Originally Posted by
Olman
The Equititrust Annual Financial Report makes for some interesting reading.
The Equititrust Income Fund is managed by Equititrust Limited (the "Responsible Entity" - let's abbreviate that to "RE").
The RE maintains a minimum investment of $40million in the Fund. This investment is subordinated to the rights of other investors. I take this to mean that ordinary investors get paid out before the RE. A very noble gesture, on the face of it. However, there is lucrative compensation available for this gesture.
Income distributions from the Scheme were conducted in the following order of priority:
1. expenses of the scheme in an actual basis
2. benchmark distribution to members
3. payment of management fees to the RE
4. distribution of remaining surplus to be paid to the RE as a return on RE's subordinated units.
The RE takes a management fee of 1.5% (excluding GST) of funds under management ($4.46 million in 2010).
In addition, the RE took $10,531,734 as a return on the RE's subordinated investment, in accordance with priority 4 above. This was in one year, and amounts to 1/4 of the subordinated investment - a return of 25%. Not bad, when you consider the rates being paid to ordinary investors of around 8%.

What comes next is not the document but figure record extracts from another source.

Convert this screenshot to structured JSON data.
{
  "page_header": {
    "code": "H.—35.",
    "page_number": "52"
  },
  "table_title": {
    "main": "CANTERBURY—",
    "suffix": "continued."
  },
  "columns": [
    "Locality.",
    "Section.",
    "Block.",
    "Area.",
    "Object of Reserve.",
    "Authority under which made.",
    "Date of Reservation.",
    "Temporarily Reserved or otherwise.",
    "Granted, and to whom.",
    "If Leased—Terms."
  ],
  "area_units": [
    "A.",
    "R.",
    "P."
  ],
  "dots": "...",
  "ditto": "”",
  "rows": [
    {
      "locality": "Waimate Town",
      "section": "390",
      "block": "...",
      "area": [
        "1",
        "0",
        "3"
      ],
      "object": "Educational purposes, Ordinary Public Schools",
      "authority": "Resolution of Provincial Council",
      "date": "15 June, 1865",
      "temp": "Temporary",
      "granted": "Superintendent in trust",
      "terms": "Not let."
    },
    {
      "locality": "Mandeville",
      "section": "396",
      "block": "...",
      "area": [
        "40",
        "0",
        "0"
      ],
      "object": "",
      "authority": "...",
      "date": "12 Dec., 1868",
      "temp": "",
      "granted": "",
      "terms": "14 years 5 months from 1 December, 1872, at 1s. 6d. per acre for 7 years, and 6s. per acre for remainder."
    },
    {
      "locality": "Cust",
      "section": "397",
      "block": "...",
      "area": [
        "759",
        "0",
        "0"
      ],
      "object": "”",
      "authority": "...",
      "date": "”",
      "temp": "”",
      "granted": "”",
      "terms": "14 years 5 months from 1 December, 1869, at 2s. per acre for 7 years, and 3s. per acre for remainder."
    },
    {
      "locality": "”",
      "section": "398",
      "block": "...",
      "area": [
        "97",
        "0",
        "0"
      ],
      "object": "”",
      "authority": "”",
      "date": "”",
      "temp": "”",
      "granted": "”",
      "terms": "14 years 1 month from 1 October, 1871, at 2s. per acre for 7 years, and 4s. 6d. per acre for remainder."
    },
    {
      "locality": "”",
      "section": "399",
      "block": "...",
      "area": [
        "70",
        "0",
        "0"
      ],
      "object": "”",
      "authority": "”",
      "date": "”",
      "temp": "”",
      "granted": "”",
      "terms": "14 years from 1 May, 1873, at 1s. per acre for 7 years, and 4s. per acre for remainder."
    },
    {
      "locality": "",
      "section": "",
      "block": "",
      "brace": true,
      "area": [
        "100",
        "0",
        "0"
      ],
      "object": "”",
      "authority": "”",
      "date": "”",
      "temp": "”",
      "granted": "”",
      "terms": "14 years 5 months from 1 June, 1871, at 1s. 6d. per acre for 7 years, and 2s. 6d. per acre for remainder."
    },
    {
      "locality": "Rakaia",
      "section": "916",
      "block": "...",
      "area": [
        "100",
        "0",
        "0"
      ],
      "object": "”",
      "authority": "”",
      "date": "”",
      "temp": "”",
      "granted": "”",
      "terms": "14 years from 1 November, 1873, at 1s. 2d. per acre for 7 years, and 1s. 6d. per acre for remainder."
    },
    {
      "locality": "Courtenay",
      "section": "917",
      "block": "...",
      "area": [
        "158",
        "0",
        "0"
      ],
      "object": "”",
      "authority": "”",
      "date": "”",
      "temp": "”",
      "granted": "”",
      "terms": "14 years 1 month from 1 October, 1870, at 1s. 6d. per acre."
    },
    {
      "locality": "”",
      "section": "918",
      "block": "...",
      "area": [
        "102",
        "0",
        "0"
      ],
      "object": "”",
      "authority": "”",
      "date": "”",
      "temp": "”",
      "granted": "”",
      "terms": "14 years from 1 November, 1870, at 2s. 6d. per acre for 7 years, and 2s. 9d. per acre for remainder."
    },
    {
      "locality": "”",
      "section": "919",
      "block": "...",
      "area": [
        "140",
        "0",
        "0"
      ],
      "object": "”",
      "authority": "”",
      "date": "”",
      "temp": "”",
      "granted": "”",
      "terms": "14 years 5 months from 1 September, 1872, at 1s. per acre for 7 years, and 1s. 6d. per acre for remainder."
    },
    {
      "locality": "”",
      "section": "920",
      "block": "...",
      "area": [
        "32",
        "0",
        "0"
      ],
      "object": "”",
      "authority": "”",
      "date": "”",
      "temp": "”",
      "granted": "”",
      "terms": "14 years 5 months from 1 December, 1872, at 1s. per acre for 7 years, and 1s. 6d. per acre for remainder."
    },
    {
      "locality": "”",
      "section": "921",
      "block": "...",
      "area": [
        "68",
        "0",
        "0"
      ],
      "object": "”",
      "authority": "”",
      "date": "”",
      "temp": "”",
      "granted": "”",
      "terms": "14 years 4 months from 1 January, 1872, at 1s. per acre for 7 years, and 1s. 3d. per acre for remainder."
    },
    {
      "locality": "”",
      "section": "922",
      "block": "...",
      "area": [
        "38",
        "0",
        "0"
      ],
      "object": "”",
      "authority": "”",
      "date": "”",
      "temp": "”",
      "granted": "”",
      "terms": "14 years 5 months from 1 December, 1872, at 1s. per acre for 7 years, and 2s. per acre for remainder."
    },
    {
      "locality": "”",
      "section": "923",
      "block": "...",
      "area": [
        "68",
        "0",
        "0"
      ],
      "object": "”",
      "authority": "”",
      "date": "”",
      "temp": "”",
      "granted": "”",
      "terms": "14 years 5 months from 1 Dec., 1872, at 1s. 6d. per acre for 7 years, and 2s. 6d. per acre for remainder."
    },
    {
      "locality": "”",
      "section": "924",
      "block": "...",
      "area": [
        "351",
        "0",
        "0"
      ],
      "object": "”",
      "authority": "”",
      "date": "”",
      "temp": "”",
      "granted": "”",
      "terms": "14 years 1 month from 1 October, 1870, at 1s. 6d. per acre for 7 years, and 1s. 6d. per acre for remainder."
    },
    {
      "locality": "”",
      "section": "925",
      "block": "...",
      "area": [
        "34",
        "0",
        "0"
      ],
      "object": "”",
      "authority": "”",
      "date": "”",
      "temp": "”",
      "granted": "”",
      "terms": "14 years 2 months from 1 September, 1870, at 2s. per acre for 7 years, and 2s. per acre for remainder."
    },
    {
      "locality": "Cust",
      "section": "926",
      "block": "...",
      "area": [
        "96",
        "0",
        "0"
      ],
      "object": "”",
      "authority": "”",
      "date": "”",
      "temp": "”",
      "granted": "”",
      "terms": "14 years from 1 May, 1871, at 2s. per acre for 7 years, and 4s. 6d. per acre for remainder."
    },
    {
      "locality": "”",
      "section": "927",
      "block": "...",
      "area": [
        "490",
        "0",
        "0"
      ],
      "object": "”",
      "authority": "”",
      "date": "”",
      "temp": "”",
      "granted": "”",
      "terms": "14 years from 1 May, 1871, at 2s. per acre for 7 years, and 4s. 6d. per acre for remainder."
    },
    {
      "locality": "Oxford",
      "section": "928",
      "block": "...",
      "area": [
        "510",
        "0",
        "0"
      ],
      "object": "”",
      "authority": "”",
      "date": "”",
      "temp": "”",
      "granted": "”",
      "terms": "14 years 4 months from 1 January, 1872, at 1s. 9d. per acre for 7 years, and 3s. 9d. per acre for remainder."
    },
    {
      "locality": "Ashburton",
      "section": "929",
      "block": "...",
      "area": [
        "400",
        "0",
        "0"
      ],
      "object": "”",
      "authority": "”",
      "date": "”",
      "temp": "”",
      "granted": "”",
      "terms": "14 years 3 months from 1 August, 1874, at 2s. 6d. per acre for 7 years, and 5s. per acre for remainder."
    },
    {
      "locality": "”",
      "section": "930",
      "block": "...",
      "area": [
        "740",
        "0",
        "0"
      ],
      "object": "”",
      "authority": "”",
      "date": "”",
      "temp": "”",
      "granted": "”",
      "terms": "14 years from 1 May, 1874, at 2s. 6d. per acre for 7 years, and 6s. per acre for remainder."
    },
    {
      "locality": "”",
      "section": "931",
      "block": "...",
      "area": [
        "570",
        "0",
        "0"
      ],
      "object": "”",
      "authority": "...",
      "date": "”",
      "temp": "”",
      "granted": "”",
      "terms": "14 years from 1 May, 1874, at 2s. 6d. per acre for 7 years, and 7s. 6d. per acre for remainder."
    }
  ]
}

What I find disturbing is that the RE has classified the Fund as a "non-liquid" fund, and on this basis they have frozen redemptions. If the Fund is really "non-liquid", where did they find the 10.5 million to pay themselves? Where does the capital invested by the ordinary investors rank in priority as far as redemptions are concerned?
As I see it, at 25% return, they only have to hang in there for 4 years and they've made their capital back, and the subordinated status turns into a joke at the investors' expense. All that is required is to hold off redemptions for another couple of years while continuing to rake off the "distribution of remaining surplus to be paid to the RE as a return on RE's subordinated units."
Something smells very fishy here. Any comments?